Launching the container¶
You can download our pre-built container from Docker Hub and launch it using the command from the main Rayleigh directory. The following command is for GNU/Linux and macOS users.
./docker-devel
# This runs the following command:
# docker run -it --rm -v $HOME:/work -e HOSTUID=$UID -e HOSTGID=$GROUPS -e HOSTUSER=$USER geodynamics/rayleigh-devel-bionic:latest
This will give you a shell inside the container and mount your home directory at /work
. You can clone, configure, build, and run the code and analyze the outputs using Python inside the container. Any changes below /work
will be reflected in your home directory. Any other changes to the container will be deleted once you exit the shell.
Note
Your user has sudo
rights within the container. This allows to install packages using the apt
command or modify the system in any other way.
Windows users should run the script docker-devel.bat
instead.
Configuration and Compilation¶
Note
All these commands are run inside the Docker container and assume you have a copy of Rayleigh at $HOME/path/to/Rayleigh
(which corresponds to /root/path/to/Rayleigh
inside the container).
Building the documentation
cd /work/path/to/Rayleigh
make doc
Building the code
cd /work/path/to/Rayleigh
./configure --with-fftw=/usr
make
Updating the container¶
On the first launch of the container, your local Docker engine will automatically download our pre-built container from Docker Hub. Subsequent launches will just use this container and will not check for updates. You can download a newer version of the container using the following command.

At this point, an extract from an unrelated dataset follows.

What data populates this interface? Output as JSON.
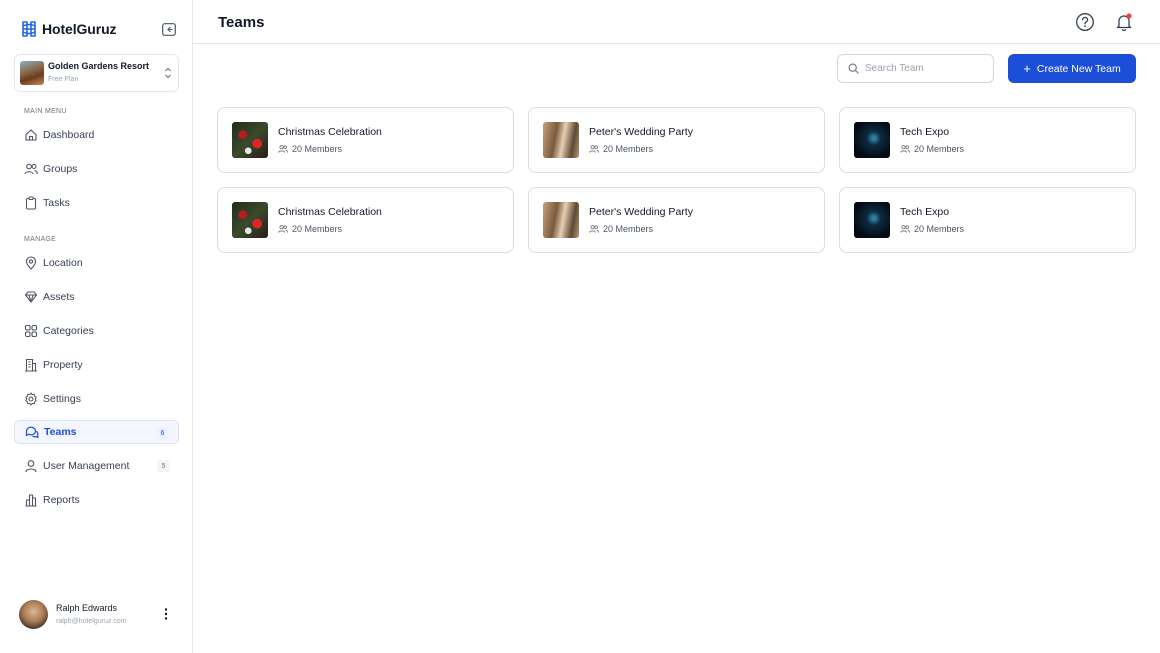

docker pull geodynamics/rayleigh-devel-bionic:latest
Building the container¶
Note
This step purely optional. You only need to do this if you cannot pull the container from Docker Hub or you want to modify the Dockerfile.
To build the container you have to run this command from your host system (i.e., not from inside the container).
cd docker
docker build -t geodynamics/rayleigh-devel-bionic:latest rayleigh-devel-bionic
You can check the newly built container is there using this command.
docker images
Spack Environment¶
Spack can be used to create a development environment to build the code in a local directory. First set up Spack using the instructions in Alternative: Installation using Spack
Afterwards create a new environment, activate it and set the status of the Rayleigh package to development. We select $PWD
as the path, so run this command from the base directory of your git clone.
spack env create rayleigh
spack env activate rayleigh
spack add rayleigh@master
spack develop -p "$PWD" rayleigh@master
A subsequent spack install
will install necessary dependencies and build Rayleigh in the selected directory.